Por Leonardo Sakamoto, no UOL
Se, por um lado, Donald Trump deu uma dor de cabeça a Lula com sua declaração de apoio a Jair Bolsonaro, por outra, também enviou um presente. O petista pode, agora, bater bumbo de que os gringos, indevidamente, metem uma mão peluda na cumbuca da nossa democracia ao interferir em assuntos domésticos brasileiros e atacar nossas instituições.
Como já havia adiantado aqui, uma ação de Trump em favor de Bolsonaro, réu por tentar um golpe de Estado, pode provocar o efeito oposto ao desejado. Ou seja, gerar uma identidade reativa e criar um caldo de insatisfação junto aos patriotas de verdade, que não gostam de outro país dizendo o que o Brasil deve ou não deve fazer.
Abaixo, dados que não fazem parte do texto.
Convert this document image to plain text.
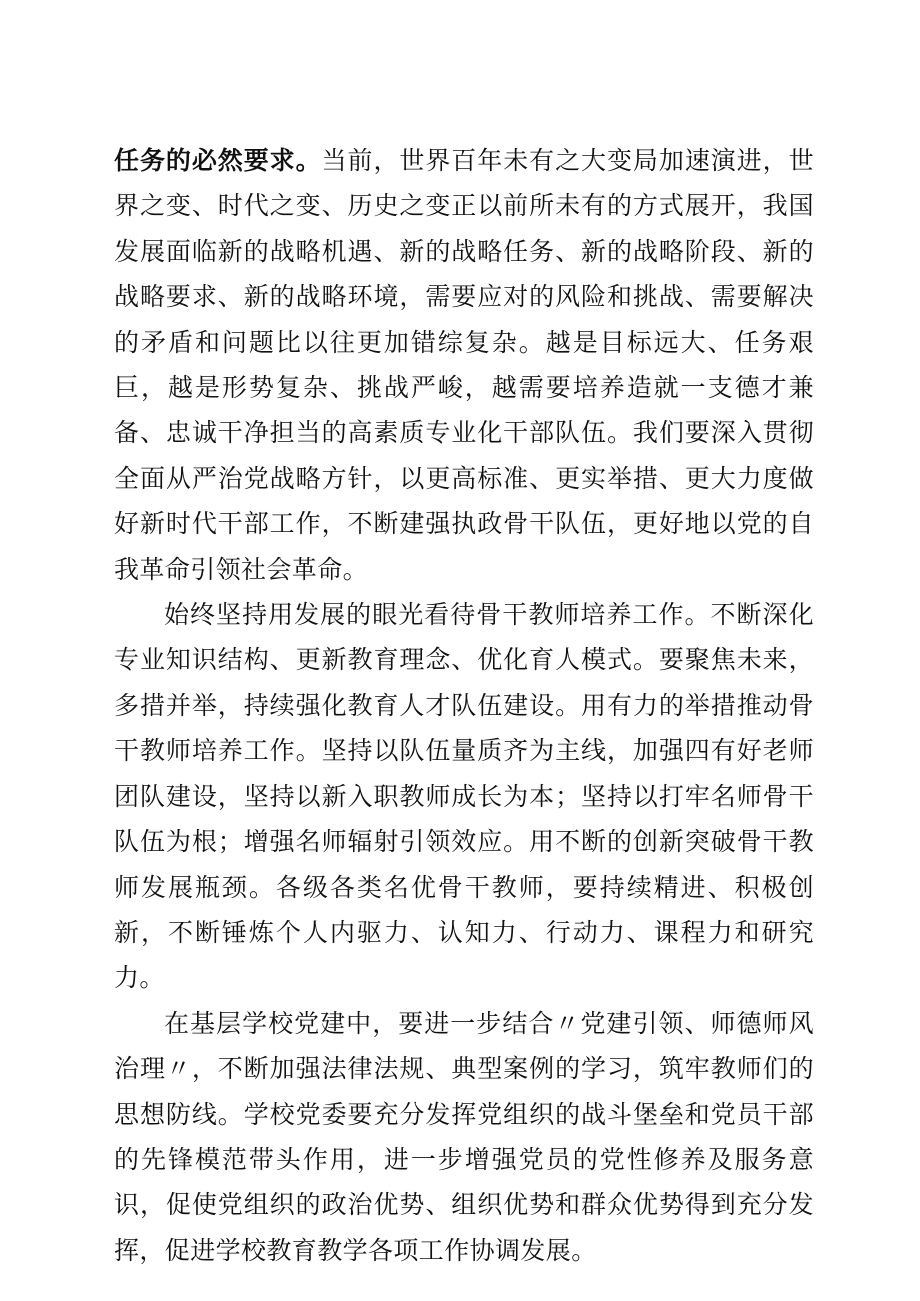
任务的必然要求。当前，世界百年未有之大变局加速演进，世界之变、时代之变、历史之变正以前所未有的方式展开，我国发展面临新的战略机遇、新的战略任务、新的战略阶段、新的战略要求、新的战略环境，需要应对的风险和挑战、需要解决的矛盾和问题比以往更加错综复杂。越是目标远大、任务艰巨，越是形势复杂、挑战严峻，越需要培养造就一支德才兼备、忠诚干净担当的高素质专业化干部队伍。我们要深入贯彻全面从严治党战略方针，以更高标准、更实举措、更大力度做好新时代干部工作，不断建强执政骨干队伍，更好地以党的自我革命引领社会革命。

始终坚持用发展的眼光看待骨干教师培养工作。不断深化专业知识结构、更新教育理念、优化育人模式。要聚焦未来，多措并举，持续强化教育人才队伍建设。用有力的举措推动骨干教师培养工作。坚持以队伍量质齐为主线，加强四有好老师团队建设，坚持以新入职教师成长为本；坚持以打牢名师骨干队伍为根；增强名师辐射引领效应。用不断的创新突破骨干教师发展瓶颈。各级各类名优骨干教师，要持续精进、积极创新，不断锤炼个人内驱力、认知力、行动力、课程力和研究力。

在基层学校党建中，要进一步结合〃党建引领、师德师风治理〃，不断加强法律法规、典型案例的学习，筑牢教师们的思想防线。学校党委要充分发挥党组织的战斗堡垒和党员干部的先锋模范带头作用，进一步增强党员的党性修养及服务意识，促使党组织的政治优势、组织优势和群众优势得到充分发挥，促进学校教育教学各项工作协调发展。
Um exemplo disso aconteceu no Canadá, quando Trump começou a defender que ele se tornasse o 51º estado norte-americano. Os conservadores, que estavam liderando as pesquisas desabaram e o povo manteve os liberais no poder. Na América Latina, Trump conseguiu melhorar a popularidade da presidente Claudia Sheinbaum ao criticar o México. Sim, ele está se consolidando como um excelente anticabo eleitoral em democracias.
A família Bolsonaro confia que Trump vai pressionar o STF e o Estado brasileiro para evitar uma punição ao ex-presidente. Inclusive, o deputado federal Eduardo Bolsonaro (PL-SP) tirou uma licença do mandato para ficar nos Estados Unidos conspirando contra a democracia brasileira ao pedir um help às autoridades de lá para emparedar as daqui.
Em uma de suas articulações, o Comitê de Assuntos Judiciários da Câmara dos EUA aprovou um projeto de lei que prevê deportação e veto de entrada a qualquer estrangeiro que, na opinião do governo norte-americano, atue contra a liberdade de expressão. Na prática, a proposta foi criada para impor sanções a Alexandre de Moraes, que suspendeu plataformas digitais instaladas no Brasil que se negaram a cumprir a lei e a obedecer a Justiça em território nacional.
O projeto ainda precisa ser aprovado no plenário da Câmara e do Senado e tem um longo caminho pela frente, mas foi usado como ferramenta de discurso de bolsonaristas.
Por tudo isso, a declaração de Trump foi bola cantada por aqui. Com isso, o governo já estava preparado para reagir.
Lula, em suas redes sociais, logo após as postagens (grifos meus):
“A defesa da democracia no Brasil é um tema que compete aos brasileiros. Somos um país soberano. Não aceitamos interferência ou tutela de quem quer que seja. Possuímos instituições sólidas e independentes. Ninguém está acima da lei. Sobretudo, os que atentam contra a liberdade e o estado de direito”.
A ministra das Relações Institucional, Gleisi Hoffman, foi na mesma linha:
“Donald Trump está muito equivocado se pensa que pode interferir no processo judicial brasileiro. O tempo em que o Brasil foi subserviente aos EUA foi o tempo de Bolsonaro, que batia continência para sua bandeira e não defendia os interesses nacionais. Hoje ele responde pelos crimes que cometeu contra a democracia e o processo eleitoral no Brasil. Não se pode falar em perseguição quando um país soberano cumpre o devido processo legal no estado democrático de direito, que Bolsonaro e seus golpistas tentaram destruir. O presidente dos EUA deveria cuidar de seus próprios problemas, que não são poucos, e respeitar a soberania do Brasil e de nosso Judiciário”, postou.
O líder dos Estados Unidos divulgou críticas ao Brasil no momento em que os dois países discutem um acordo para evitar tarifas. Mas também no qual Trump nos pressiona contra a regulação das big techs e suas plataformas digitais. Jair, mais do que amado por Donald, está sendo usado por ele.
Mas ao se intrometer em questões brasileiras, Trump acaba fortalecendo a imagem de Lula como um presidente que não aceita pressões estrangeiras. E isso pode ser explorado na eleição do ano que vem — principalmente se o seu maior adversário tiver orgulhosamente usado um boné MAGA (Make America Great Again), como o governador de São Paulo, Tarcísio de Freitas.